I do think it’s easier to be agile when you’re an online-only retailer. Fab.com has pivoted a couple of times and it feels like they’re about to pivot again and I don’t say that as a negative thing. I think those guys are trying stuff fast and they’re adjusting and listening to their customers who are voting with their wallets and I think they’ve evolved some appealing elements that lots of other retailers are starting to mimic, and that’s very hard to do when your money is tied up in cash registers and physical walls.
That said, the volume of customers Amazon has, if you break down their revenue and take out Marketplaces, they’re maybe a $20 to $25 billion dollar ecommerce site in the US. And so, even if you look at the biggest ecommerce juggernaut of all, Amazon, and you look at the customer behavior they see and data they have access to, it’s dramatically smaller than the customer insight Walmart [which did $466 billion in sales last year, according to Fortune] potentially has access to.
So, I do think to a certain extent, there’s room for everybody. I think the online guys can be faster, more agile, but I do think the big brick and mortar guys have done some innovation of their own, like @WalmartLabs and some of the things they’ve brought to the party. I think Target is getting more agile. I think Nordstrom is leading edge in a lot of ways. They’re easily able to be fast followers, so when Fab.com invents something great, or Threadless invents something great…there are all these little guys inventing cool new shopping experiences.
A [beauty subscription service] like Wantable that has a clever idea for gifting… [when they partner with] Nordstrom, Nordstrom can blow it up. I think we’re seeing a lot of those things – digital native companies innovate new things and then partner with these customers that own the customers and brick and mortar relationships – to scale.
When you look at the data in ecommerce, everyone’s talking about how online retailers are growing faster than brick and mortar retailers, but until you pull Amazon out of the equation, omnichannel retailers are growing much faster than pure-play online retailers and I think it’s because of their supply chain advantages and just the volume of customer relationships they own.
You mentioned @WalmartLabs, which is building and acquiring tech of its own. Is this indicative of a broader trend?
Most ecommerce clients today are buying the same tools from the same vendors –IBM, Oracle and this whole complement of vendors that sell the same customer experience to everyone.
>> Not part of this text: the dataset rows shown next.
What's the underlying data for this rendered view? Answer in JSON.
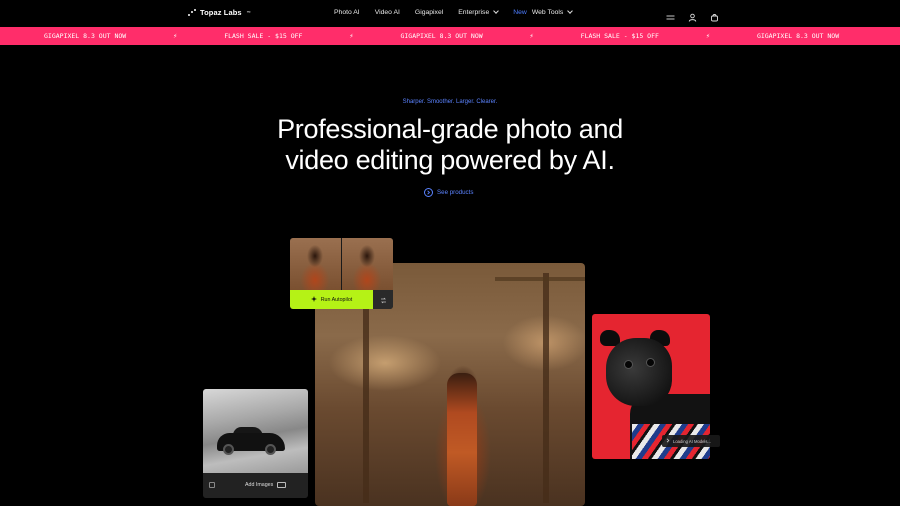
{
  "nav": {
    "logo": "Topaz Labs",
    "logo_tm": "™",
    "links": [
      {
        "label": "Photo AI"
      },
      {
        "label": "Video AI"
      },
      {
        "label": "Gigapixel"
      },
      {
        "label": "Enterprise"
      },
      {
        "badge": "New",
        "label": "Web Tools"
      }
    ],
    "icons": [
      "menu-icon",
      "user-icon",
      "cart-icon"
    ]
  },
  "marquee": {
    "items": [
      "GIGAPIXEL 8.3 OUT NOW",
      "FLASH SALE - $15 OFF",
      "GIGAPIXEL 8.3 OUT NOW",
      "FLASH SALE - $15 OFF",
      "GIGAPIXEL 8.3 OUT NOW"
    ],
    "separator": "⚡",
    "color": "#ff2d6a"
  },
  "hero": {
    "eyebrow": "Sharper. Smoother. Larger. Clearer.",
    "title_line1": "Professional-grade photo and",
    "title_line2": "video editing powered by AI.",
    "cta": "See products"
  },
  "cards": {
    "autopilot_label": "Run Autopilot",
    "add_images_label": "Add Images",
    "loading_label": "Loading AI Models..."
  },
  "colors": {
    "accent_blue": "#5b83ff",
    "lime": "#b5f216",
    "background": "#000000"
  }
}
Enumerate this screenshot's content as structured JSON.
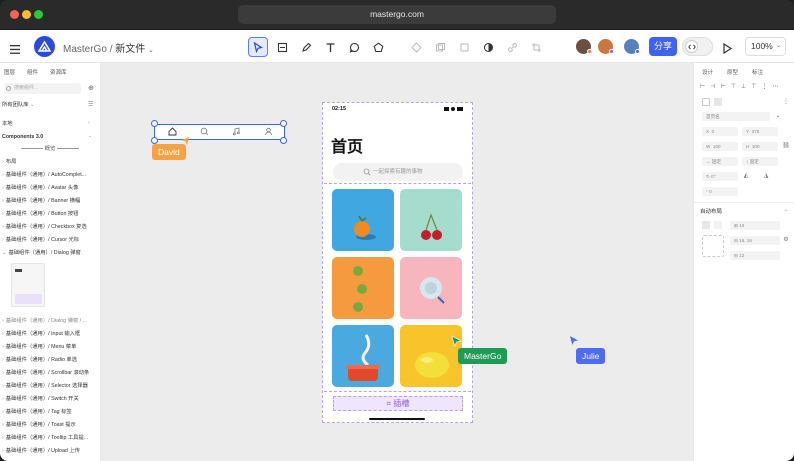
{
  "window": {
    "url": "mastergo.com"
  },
  "toolbar": {
    "app_name": "MasterGo",
    "separator": "/",
    "file_name": "新文件",
    "share_label": "分享",
    "zoom_label": "100%"
  },
  "left_panel": {
    "tabs": [
      "图层",
      "组件",
      "资源库"
    ],
    "search_placeholder": "搜索组件...",
    "team_lib": "所有团队库",
    "local": "本地",
    "library": "Components 3.0",
    "group_overview": "概览",
    "group_layout": "布局",
    "items": [
      "基础组件（通用）/ AutoComplet...",
      "基础组件（通用）/ Avatar 头像",
      "基础组件（通用）/ Banner 横幅",
      "基础组件（通用）/ Button 按钮",
      "基础组件（通用）/ Checkbox 复选",
      "基础组件（通用）/ Cursor 光标",
      "基础组件（通用）/ Dialog 弹窗"
    ],
    "items_after": [
      "基础组件（通用）/ Dialog 弹窗 / ...",
      "基础组件（通用）/ Input 输入框",
      "基础组件（通用）/ Menu 菜单",
      "基础组件（通用）/ Radio 单选",
      "基础组件（通用）/ Scrollbar 滚动条",
      "基础组件（通用）/ Selector 选择器",
      "基础组件（通用）/ Switch 开关",
      "基础组件（通用）/ Tag 标签",
      "基础组件（通用）/ Toast 提示",
      "基础组件（通用）/ Tooltip 工具提...",
      "基础组件（通用）/ Upload 上传"
    ]
  },
  "right_panel": {
    "tabs": [
      "设计",
      "原型",
      "标注"
    ],
    "component_name": "首页名",
    "x_value": "0",
    "y_value": "375",
    "w_value": "100",
    "h_value": "100",
    "fix_label": "固定",
    "fix_label2": "固定",
    "rotation": "0°",
    "radius": "0",
    "auto_layout_title": "自动布局",
    "gap_value": "16",
    "padding_value": "16, 16",
    "padding2_value": "12"
  },
  "canvas": {
    "colors": {
      "selection": "#3f63f0",
      "david": "#f5a246",
      "mastergo": "#1f9b55",
      "julie": "#4d6cf2",
      "slot": "#8c5be6"
    },
    "cursor_labels": {
      "david": "David",
      "mastergo": "MasterGo",
      "julie": "Julie"
    },
    "phone": {
      "time": "02:15",
      "title": "首页",
      "search_placeholder": "一起探索有趣的事物",
      "slot_label": "插槽"
    },
    "tile_colors": [
      "#41a7e0",
      "#a5dccd",
      "#f59a3f",
      "#f7b5be",
      "#4aa9de",
      "#f8c42c"
    ]
  }
}
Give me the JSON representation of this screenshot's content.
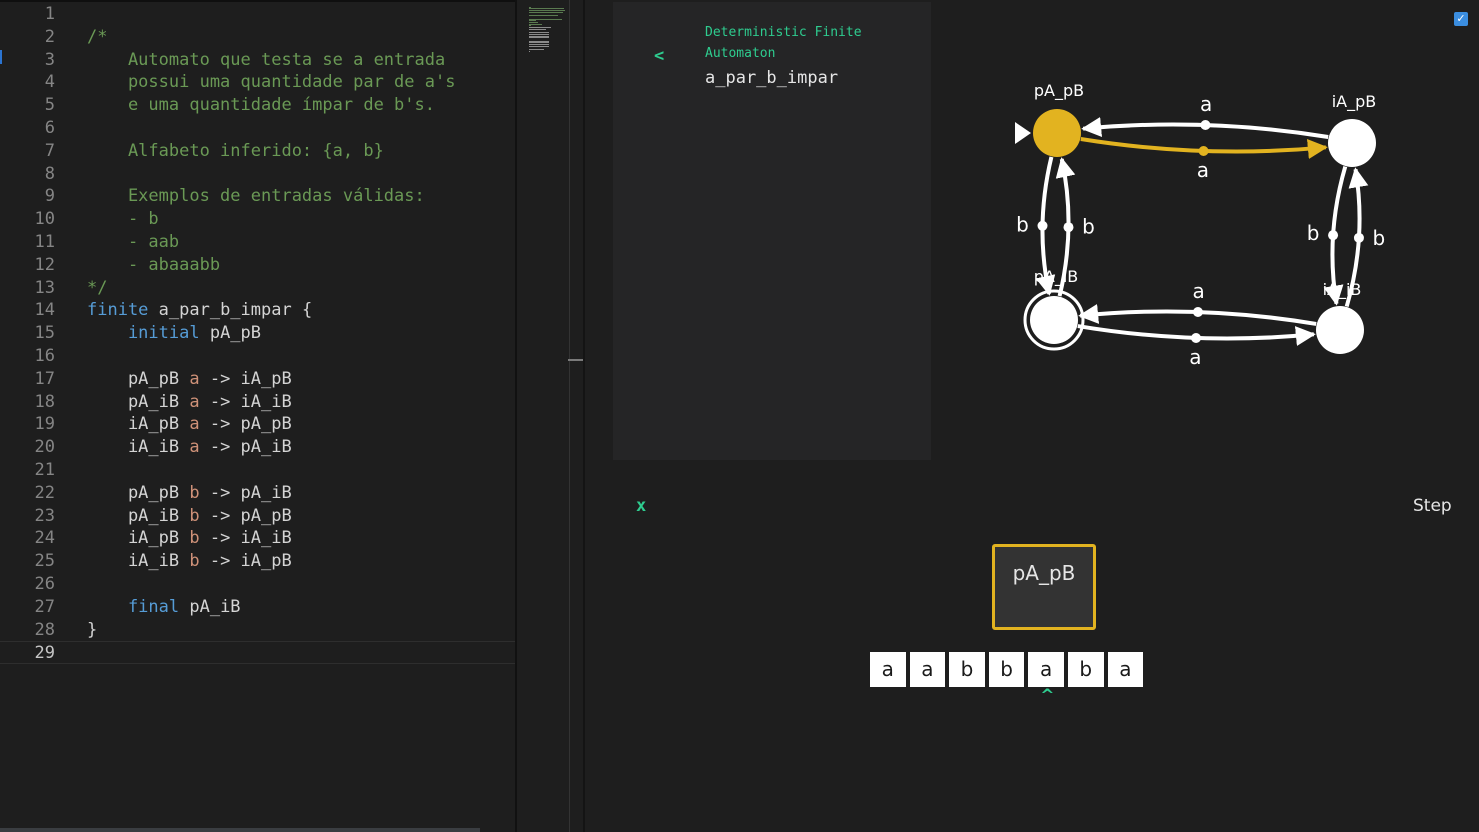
{
  "editor": {
    "lines": [
      {
        "num": "1",
        "tokens": []
      },
      {
        "num": "2",
        "tokens": [
          {
            "t": "/*",
            "c": "comment"
          }
        ]
      },
      {
        "num": "3",
        "tokens": [
          {
            "t": "    Automato que testa se a entrada",
            "c": "comment"
          }
        ]
      },
      {
        "num": "4",
        "tokens": [
          {
            "t": "    possui uma quantidade par de a's",
            "c": "comment"
          }
        ]
      },
      {
        "num": "5",
        "tokens": [
          {
            "t": "    e uma quantidade ímpar de b's.",
            "c": "comment"
          }
        ]
      },
      {
        "num": "6",
        "tokens": []
      },
      {
        "num": "7",
        "tokens": [
          {
            "t": "    Alfabeto inferido: {a, b}",
            "c": "comment"
          }
        ]
      },
      {
        "num": "8",
        "tokens": []
      },
      {
        "num": "9",
        "tokens": [
          {
            "t": "    Exemplos de entradas válidas:",
            "c": "comment"
          }
        ]
      },
      {
        "num": "10",
        "tokens": [
          {
            "t": "    - b",
            "c": "comment"
          }
        ]
      },
      {
        "num": "11",
        "tokens": [
          {
            "t": "    - aab",
            "c": "comment"
          }
        ]
      },
      {
        "num": "12",
        "tokens": [
          {
            "t": "    - abaaabb",
            "c": "comment"
          }
        ]
      },
      {
        "num": "13",
        "tokens": [
          {
            "t": "*/",
            "c": "comment"
          }
        ]
      },
      {
        "num": "14",
        "tokens": [
          {
            "t": "finite",
            "c": "keyword"
          },
          {
            "t": " a_par_b_impar {",
            "c": "default"
          }
        ]
      },
      {
        "num": "15",
        "tokens": [
          {
            "t": "    initial",
            "c": "keyword"
          },
          {
            "t": " pA_pB",
            "c": "default"
          }
        ]
      },
      {
        "num": "16",
        "tokens": []
      },
      {
        "num": "17",
        "tokens": [
          {
            "t": "    pA_pB ",
            "c": "default"
          },
          {
            "t": "a",
            "c": "symbol"
          },
          {
            "t": " -> iA_pB",
            "c": "default"
          }
        ]
      },
      {
        "num": "18",
        "tokens": [
          {
            "t": "    pA_iB ",
            "c": "default"
          },
          {
            "t": "a",
            "c": "symbol"
          },
          {
            "t": " -> iA_iB",
            "c": "default"
          }
        ]
      },
      {
        "num": "19",
        "tokens": [
          {
            "t": "    iA_pB ",
            "c": "default"
          },
          {
            "t": "a",
            "c": "symbol"
          },
          {
            "t": " -> pA_pB",
            "c": "default"
          }
        ]
      },
      {
        "num": "20",
        "tokens": [
          {
            "t": "    iA_iB ",
            "c": "default"
          },
          {
            "t": "a",
            "c": "symbol"
          },
          {
            "t": " -> pA_iB",
            "c": "default"
          }
        ]
      },
      {
        "num": "21",
        "tokens": []
      },
      {
        "num": "22",
        "tokens": [
          {
            "t": "    pA_pB ",
            "c": "default"
          },
          {
            "t": "b",
            "c": "symbol"
          },
          {
            "t": " -> pA_iB",
            "c": "default"
          }
        ]
      },
      {
        "num": "23",
        "tokens": [
          {
            "t": "    pA_iB ",
            "c": "default"
          },
          {
            "t": "b",
            "c": "symbol"
          },
          {
            "t": " -> pA_pB",
            "c": "default"
          }
        ]
      },
      {
        "num": "24",
        "tokens": [
          {
            "t": "    iA_pB ",
            "c": "default"
          },
          {
            "t": "b",
            "c": "symbol"
          },
          {
            "t": " -> iA_iB",
            "c": "default"
          }
        ]
      },
      {
        "num": "25",
        "tokens": [
          {
            "t": "    iA_iB ",
            "c": "default"
          },
          {
            "t": "b",
            "c": "symbol"
          },
          {
            "t": " -> iA_pB",
            "c": "default"
          }
        ]
      },
      {
        "num": "26",
        "tokens": []
      },
      {
        "num": "27",
        "tokens": [
          {
            "t": "    final",
            "c": "keyword"
          },
          {
            "t": " pA_iB",
            "c": "default"
          }
        ]
      },
      {
        "num": "28",
        "tokens": [
          {
            "t": "}",
            "c": "default"
          }
        ]
      },
      {
        "num": "29",
        "tokens": []
      }
    ],
    "current_line": "29",
    "colors": {
      "comment": "#6a9955",
      "keyword": "#569cd6",
      "symbol": "#ce9178",
      "default": "#d4d4d4"
    }
  },
  "panel": {
    "back_label": "<",
    "type_label": "Deterministic Finite Automaton",
    "name": "a_par_b_impar",
    "checkbox_checked": true,
    "checkbox_glyph": "✓"
  },
  "automaton": {
    "states": [
      {
        "id": "pA_pB",
        "label": "pA_pB",
        "initial": true,
        "final": false,
        "active": true
      },
      {
        "id": "iA_pB",
        "label": "iA_pB",
        "initial": false,
        "final": false,
        "active": false
      },
      {
        "id": "pA_iB",
        "label": "pA_iB",
        "initial": false,
        "final": true,
        "active": false
      },
      {
        "id": "iA_iB",
        "label": "iA_iB",
        "initial": false,
        "final": false,
        "active": false
      }
    ],
    "transitions": [
      {
        "from": "pA_pB",
        "to": "iA_pB",
        "symbol": "a",
        "active": true
      },
      {
        "from": "iA_pB",
        "to": "pA_pB",
        "symbol": "a",
        "active": false
      },
      {
        "from": "pA_iB",
        "to": "iA_iB",
        "symbol": "a",
        "active": false
      },
      {
        "from": "iA_iB",
        "to": "pA_iB",
        "symbol": "a",
        "active": false
      },
      {
        "from": "pA_pB",
        "to": "pA_iB",
        "symbol": "b",
        "active": false
      },
      {
        "from": "pA_iB",
        "to": "pA_pB",
        "symbol": "b",
        "active": false
      },
      {
        "from": "iA_pB",
        "to": "iA_iB",
        "symbol": "b",
        "active": false
      },
      {
        "from": "iA_iB",
        "to": "iA_pB",
        "symbol": "b",
        "active": false
      }
    ],
    "active_color": "#e2b320"
  },
  "simulation": {
    "close_label": "x",
    "step_label": "Step",
    "current_state": "pA_pB",
    "tape": [
      "a",
      "a",
      "b",
      "b",
      "a",
      "b",
      "a"
    ],
    "head_index": 4,
    "head_glyph": "^"
  }
}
And Walmart is saying, ‘We’re the largest retailer in America and we have to replace a lot of this off-the-shelf stuff with custom versions we design just for our unique shoppers.’ One of the first things they did [when they developed Labs] was, they turned off their off-the-shelf search engine and wrote their own search engines, which is a big piece of functionality. It’s a core part of the ecommerce experience. What it’s enabled them to do is have search be much more sensitive to what they know about their customers.
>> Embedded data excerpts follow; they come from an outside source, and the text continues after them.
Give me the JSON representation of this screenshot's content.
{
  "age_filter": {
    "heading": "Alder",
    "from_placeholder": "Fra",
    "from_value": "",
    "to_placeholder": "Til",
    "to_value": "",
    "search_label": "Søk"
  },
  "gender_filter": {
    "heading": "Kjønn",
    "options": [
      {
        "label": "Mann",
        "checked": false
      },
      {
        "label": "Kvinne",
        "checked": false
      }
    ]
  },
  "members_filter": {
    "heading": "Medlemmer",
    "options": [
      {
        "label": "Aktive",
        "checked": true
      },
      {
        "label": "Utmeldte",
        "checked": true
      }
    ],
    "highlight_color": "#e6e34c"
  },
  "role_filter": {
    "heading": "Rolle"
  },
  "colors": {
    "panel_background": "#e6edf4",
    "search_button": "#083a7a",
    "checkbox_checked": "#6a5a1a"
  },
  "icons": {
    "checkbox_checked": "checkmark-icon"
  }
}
Their onsite search is sensitive to how their customers interact on social networks, so the products that show up are much more likely to be relevant and they claim something like a 10-15% higher conversion rate using their own, in-house search. They were the first ones I ever heard of to try out shop online and pay in-cash. That sounds crazy, but I think they said something like 5% of their $10 billion in online sales this year are going to be buy-online, pay in-cash. I think that’s the model we’ll see more of, especially, larger retailers at the top of the ecosystem – [this move to] stop leveraging [only] out-of-the-box functionality from big vendors and try to invent their own, unique custom experiences.